Wednesday, May 13, 2009

Materials Used to Build Multitouch Screens Matter to Multitouch Designers

Touch screens we are most familiarize with BiP (before the iPhone) are resistive. Thats what they use at McDonnalds and your ATM. The iPhone introduced projected capacitive screens to the masses, but the question is what's the difference?

This article at Embedded.com does an excellent job of explaining the differences and the reason why projected capacitive screens are coming into favor over resistive screens.

Why is this important? Well, the materials used to manufacture multitouch screens has a direct impact on the gestures and interactions multitouch designers can use with those systems.

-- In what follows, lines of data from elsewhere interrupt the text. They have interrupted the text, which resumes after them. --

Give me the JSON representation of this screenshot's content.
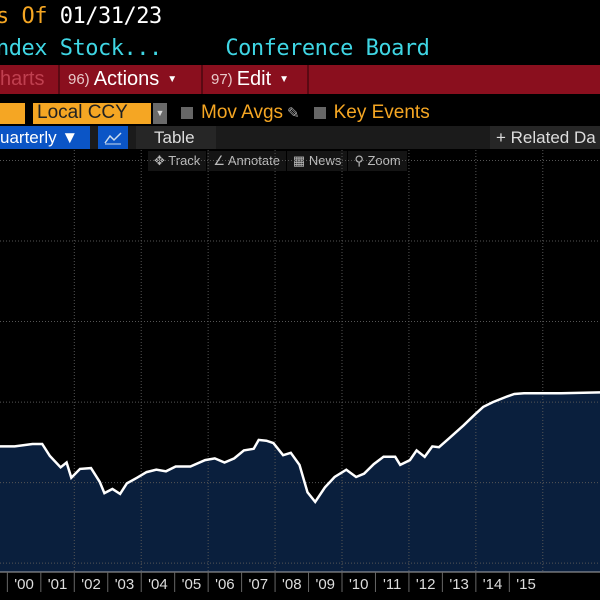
{
  "header": {
    "as_of_label": "s Of",
    "as_of_date": "01/31/23",
    "security": "ndex Stock...",
    "source": "Conference Board"
  },
  "menu": {
    "charts": "harts",
    "actions_num": "96)",
    "actions": "Actions",
    "edit_num": "97)",
    "edit": "Edit"
  },
  "options": {
    "currency": "Local CCY",
    "mov_avgs": "Mov Avgs",
    "key_events": "Key Events"
  },
  "toolbar": {
    "period": "uarterly ▼",
    "table": "Table",
    "related": "+ Related Da"
  },
  "chart_tools": [
    "Track",
    "Annotate",
    "News",
    "Zoom"
  ],
  "colors": {
    "menu_bar": "#8a0f1e",
    "accent_orange": "#f5a623",
    "title_cyan": "#3fd6e4",
    "fill": "#0a1f3d",
    "line": "#ffffff"
  },
  "chart_data": {
    "type": "area",
    "x_tick_labels": [
      "'00",
      "'01",
      "'02",
      "'03",
      "'04",
      "'05",
      "'06",
      "'07",
      "'08",
      "'09",
      "'10",
      "'11",
      "'12",
      "'13",
      "'14",
      "'15"
    ],
    "y_axis_labels": "not visible",
    "grid": true,
    "x": [
      2000.22,
      2000.75,
      2001.04,
      2001.27,
      2001.59,
      2001.77,
      2001.91,
      2002.17,
      2002.5,
      2002.76,
      2002.9,
      2003.14,
      2003.37,
      2003.57,
      2003.87,
      2004.16,
      2004.45,
      2004.74,
      2005.03,
      2005.47,
      2005.91,
      2006.2,
      2006.49,
      2006.78,
      2007.07,
      2007.36,
      2007.51,
      2007.74,
      2007.95,
      2008.24,
      2008.47,
      2008.73,
      2008.97,
      2009.2,
      2009.49,
      2009.78,
      2010.13,
      2010.42,
      2010.66,
      2010.95,
      2011.24,
      2011.59,
      2011.74,
      2012.03,
      2012.23,
      2012.47,
      2012.7,
      2012.9,
      2013.2,
      2013.63,
      2013.98,
      2014.22,
      2014.51,
      2014.94,
      2015.15,
      2015.44,
      2016.55,
      2017.71
    ],
    "y": [
      1.45,
      1.48,
      1.48,
      1.33,
      1.19,
      1.25,
      1.06,
      1.17,
      1.18,
      1.01,
      0.87,
      0.92,
      0.86,
      0.99,
      1.06,
      1.13,
      1.16,
      1.14,
      1.2,
      1.2,
      1.28,
      1.3,
      1.25,
      1.3,
      1.4,
      1.42,
      1.53,
      1.52,
      1.49,
      1.34,
      1.37,
      1.22,
      0.88,
      0.76,
      0.94,
      1.07,
      1.16,
      1.07,
      1.11,
      1.23,
      1.32,
      1.32,
      1.22,
      1.28,
      1.4,
      1.32,
      1.45,
      1.44,
      1.55,
      1.71,
      1.85,
      1.94,
      2.0,
      2.07,
      2.1,
      2.11,
      2.11,
      2.12
    ],
    "xlim": [
      1999.78,
      2017.71
    ],
    "ylim": [
      -0.11,
      5.13
    ]
  }
}
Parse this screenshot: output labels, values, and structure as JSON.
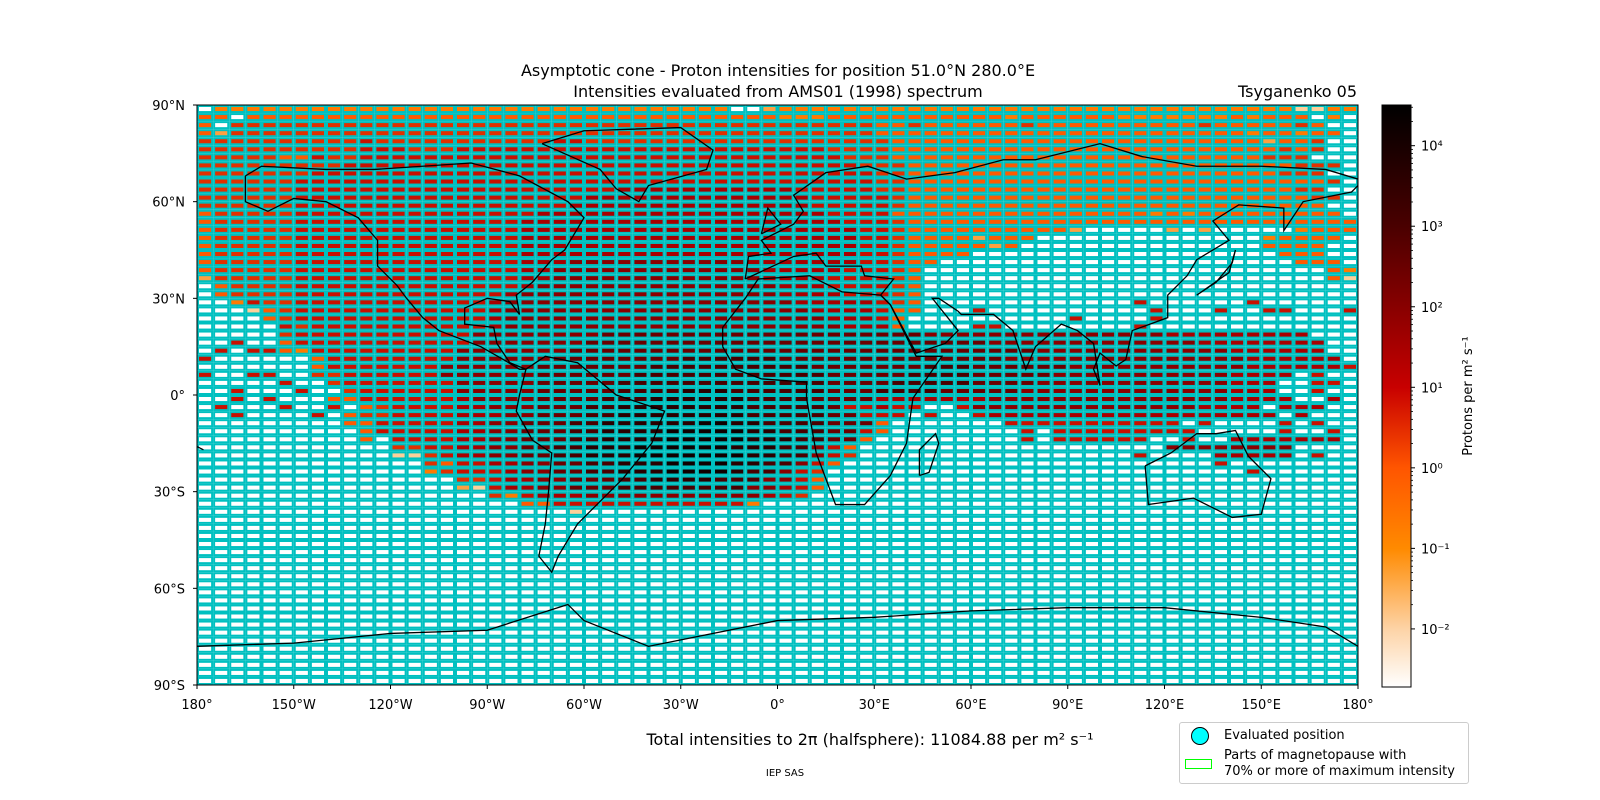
{
  "chart_data": {
    "type": "heatmap",
    "title": "Asymptotic cone - Proton intensities for position 51.0°N 280.0°E",
    "subtitle": "Intensities evaluated from AMS01 (1998) spectrum",
    "model_label": "Tsyganenko 05",
    "x_ticks": [
      "180°",
      "150°W",
      "120°W",
      "90°W",
      "60°W",
      "30°W",
      "0°",
      "30°E",
      "60°E",
      "90°E",
      "120°E",
      "150°E",
      "180°"
    ],
    "y_ticks": [
      "90°N",
      "60°N",
      "30°N",
      "0°",
      "30°S",
      "60°S",
      "90°S"
    ],
    "xlim": [
      -180,
      180
    ],
    "ylim": [
      -90,
      90
    ],
    "cell_size_deg": [
      5,
      2.5
    ],
    "grid_color": "#00c0c0",
    "colorbar": {
      "label": "Protons per m² s⁻¹",
      "scale": "log",
      "range": [
        0.0019,
        32000
      ],
      "ticks": [
        {
          "value": 10000,
          "label": "10⁴"
        },
        {
          "value": 1000,
          "label": "10³"
        },
        {
          "value": 100,
          "label": "10²"
        },
        {
          "value": 10,
          "label": "10¹"
        },
        {
          "value": 1,
          "label": "10⁰"
        },
        {
          "value": 0.1,
          "label": "10⁻¹"
        },
        {
          "value": 0.01,
          "label": "10⁻²"
        }
      ],
      "colormap_stops": [
        {
          "value": 0.0019,
          "color": "#ffffff"
        },
        {
          "value": 0.01,
          "color": "#fdd3a6"
        },
        {
          "value": 0.1,
          "color": "#ff8a00"
        },
        {
          "value": 1,
          "color": "#ff5500"
        },
        {
          "value": 10,
          "color": "#c80000"
        },
        {
          "value": 100,
          "color": "#880000"
        },
        {
          "value": 1000,
          "color": "#4a0000"
        },
        {
          "value": 10000,
          "color": "#180000"
        },
        {
          "value": 32000,
          "color": "#000000"
        }
      ]
    },
    "levels": {
      "a": {
        "value": 0.01,
        "color": "#fdd09a"
      },
      "b": {
        "value": 0.05,
        "color": "#fea040"
      },
      "c": {
        "value": 0.2,
        "color": "#ff7a00"
      },
      "d": {
        "value": 0.6,
        "color": "#ff5a00"
      },
      "e": {
        "value": 2,
        "color": "#e03000"
      },
      "f": {
        "value": 8,
        "color": "#c81000"
      },
      "g": {
        "value": 30,
        "color": "#a80000"
      },
      "h": {
        "value": 100,
        "color": "#8a0000"
      },
      "i": {
        "value": 300,
        "color": "#6a0000"
      },
      "j": {
        "value": 1000,
        "color": "#4a0000"
      },
      "k": {
        "value": 3000,
        "color": "#2a0000"
      },
      "l": {
        "value": 10000,
        "color": "#100000"
      }
    },
    "rows_north_to_south": [
      ".cccccccccccccccccccccccccccccccc..bccccccccccccccccccccccccccccccccaacc",
      "dd.dddddddddddddddddddddddddddddddddcccdddddddddddcddddddcccccccdcddd.c",
      "d.eeeeeeeeeeeeeeeeeeeeeeeeeeeeeeeeeeeeeeeeddeddddddeddddddddddeddddded.",
      "dbeeeeeeeeeeeeeeeeeeeeeeeeeeeeeeeeeeeeeeeedddddddddddddddddddddddcddcdd",
      "eeeeeeeeeefeeeeeeeeeeeffeeeeeeeeeeeeeeeeeeedddddddddddddddddddddddbdde",
      "eeeeeeeeeefffeeefffffffffffffffffffffffeeeeddddddddddddddddddddddddede",
      "eeeeeddfeeffffffffffffffffffffffffffffffeeedddddddddddddddddddddddeee",
      "eeeeeeeeeffffffffffffffffffffffffffffffffeeeddddddddddddddddddddddddeee",
      "eeeeeeefffffffffffffffffffffffffffffffffffeedddddddddddddddddddddddeee",
      "eeeeeeffffffffffffffffffffffffffffffffffffeedddddddddddddddddddddddddde",
      "eeeeeeffffffffffffffffffffgggggggggggfffffeeddddddddddddddddddddddddee",
      "eeeeeeffffffffffffffffffggggggggggggggfffffedddddddddddddddddddddddddee",
      "eeeeeefffffffffffffffffgggggggggggggggfffffedddddddddddddddddddddddddd",
      "deeeeefffffffffffffffggggggggggggggggggffffddddddddddddddddcdcddddddddd",
      "deeeeeffffffffffffffggggggggggggggggggggfffedddddddddddddddddddddddddddd",
      "deeeeeffffffffffffffgggggggggggggggggggggffeddddddddddb.....b.b.....cddd",
      "deeeeeffffffffffffffgggggggggggggggggggggffeddddbddd..............cdddd",
      "deeeeeffffffffffffffgggggggggggggggggggggffedddddbd...............dddd",
      "deeeeeffffffffffffffgggggggggggggggggggggffedddd...................ddd",
      "deeeeeffffffffffffffggghhhhhhhhhhhgggggggffedd......................ddd",
      "deeeeeffffffffffffffgghhhhhhhhhhhhhgggggfffed.........................dc",
      "beeeeeffffffffffffffgghhhhhhhhhhhhhggggffffed.........................da",
      ".deeeeffffffffffffffghhhhhhhhhhhhhhhgggffffed.........................",
      ".deeeefffffffffffffghhhhhhhhhhhhhhhhggggfffed...........................",
      "..cfeeffffffffffffghhhhhhhhhhhhhhhhhhgggggfed.............f......f......",
      "...adeffffffffffffghhhhhhhhhhhhhhhhhhhggggfdd...f..........f...f..ff...f.",
      "....deffffffffffffghhhhhhhhhhhhhhhhhhhhgggfd..........f....f..........",
      ".....fefffffffffffghhhhhhhhhhhhhhhhhhhhhgggd....ff........f.............",
      ".....efffffffffffhhhhhhhhiiiiiiiiiiiiiiiiiiiihhhhhhhhhhhhhhhggggggggg....",
      "..f..dfffffffffffhhhhhhhiiiiiiiiiiiiiiiiiiiiiiiiihhhhhhhhhhhhhgggggggg..",
      ".f.ffdcfffffffffhhhhhhhiiiiiiiiiiiiiiiiiiiiiiiiiiiiihhhhhhhhhhhhgggggg.",
      "f......dffffffffhhhhhhiiiiiiiijjjjjjiiiiiiiiiiiiiihhhhhhhhhhhhhhhgggggg.",
      ".......dfffffffhhhhhhiiiiiiijjjjjjjjjjiiiiiiijjjiiiiiihhhhhhhhhhhggggggf",
      "f..ff..eeffffffhhhhhhiiiiiijjjjjjjjjjjjiiiiijjjjiiiiihhhhhhhhhhhgggg.f.",
      ".....f..efffffffhhhhhiiiiijjjjjjjjjjjjjiiiijjjjjiiiihhhhhhhhhhhhggg..ff",
      "..f...f..effffffhhhhhiiiiijjjjkkkjjjjjjiiijjjjiiiiihhhhhhhhhhhhhggg..f.",
      "..f.f...ddffffffghhhhiiiijjjkkkkkkjjjjiiiiggggggghhhhhhhhhhhhhhhgggg..g",
      ".f...f..f.deffffgghhhiiijjkkkkkkkkjjjjjiffgff..fhhhhhhhhhhhhhhgggg.ggg..",
      "..f....f.deeffffggghhiiijjkkkkkkkkjjjjjiifff.f..fgggggggggggggggggg.g.",
      ".........ddfffffgghhiiijjkkkkkkllkkjjjjiiid.......fffffffffff.f....f.f",
      "..........dfffffgghhiiijjkkkklllllkkjjjiifd........f.fffffffff.....f..f",
      "..........d.ffffgghhiiijjkkkklllllkkkjjiid.........f.ffffff..f..ggggggg..",
      "............eeffgghhiijjkkkllllllkkkjjhfd...................hhhhhhhh...",
      "............aaefgghhiijjkkklllllllkkjjhfe.................f....ggggg.f..",
      "..............edffgghhiijjkkkllllkkjjhfd.......................f........",
      "..............cefffghhiijjkkkllllkjjhfe..........................f.....",
      "................eefgghhiiijjkkkkjjjhhfd",
      "................bafgghhiiijjjjjjjjhhgfd",
      "..................ecfggghhhhhhhhhhhgfe",
      "....................ddffffffffffffc",
      ".......................a"
    ]
  },
  "footer": {
    "total_intensity": "Total intensities to 2π (halfsphere): 11084.88 per m² s⁻¹",
    "credit": "IEP SAS"
  },
  "legend": {
    "items": [
      {
        "label": "Evaluated position",
        "icon": "cyan-circle",
        "color": "#00ffff"
      },
      {
        "label": "Parts of magnetopause with\n70% or more of maximum intensity",
        "icon": "green-rectangle",
        "color": "#00ff00"
      }
    ],
    "item_0_label": "Evaluated position",
    "item_1_label_line1": "Parts of magnetopause with",
    "item_1_label_line2": "70% or more of maximum intensity"
  }
}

Both resistive and projected capacitive screens rely on a rare material called Indium Tin Oxide (ITO) which is expensive produce and, as its discussed in this article by NanoMarkets, is likely to be userped by less expensive easier to obtain materials.

Finding alternatives to ITO will change the way that multitouch screens are manufactured and the way we use multitouch devices depends in large part on how they are made. You cannot simply invent multitouch gestures and interactions will-nilly and expect them to work on all types of multitouch hardware. Technical limitations of the materials used to create multitouch screens have a direct impact on the gestures and features available.

For example, multitouch in resistive screens has been difficult to achieve and until the introduction of Stantum's resistive screens were pretty much written off as a multitouch implementation technology. Projected capacitive screens on the other hand cannot detect variances in presure - not yet. Hacks like the Blackberry Storm's clickable-screen get around that somewhat, but they tend to be clunky compared to resistive screens ability to detect varity degrees of presure.

The bottom line is that no matter what we want to do in terms of gestures and interactions, we will always be constrained by the materials used to produce multitouch screens. Keeping this in mind as a designer is critical to making good design decisions. This is especially true with multitouch platform like Windows 7 which are bound to be deployed on many different devices that use different multitouch technology.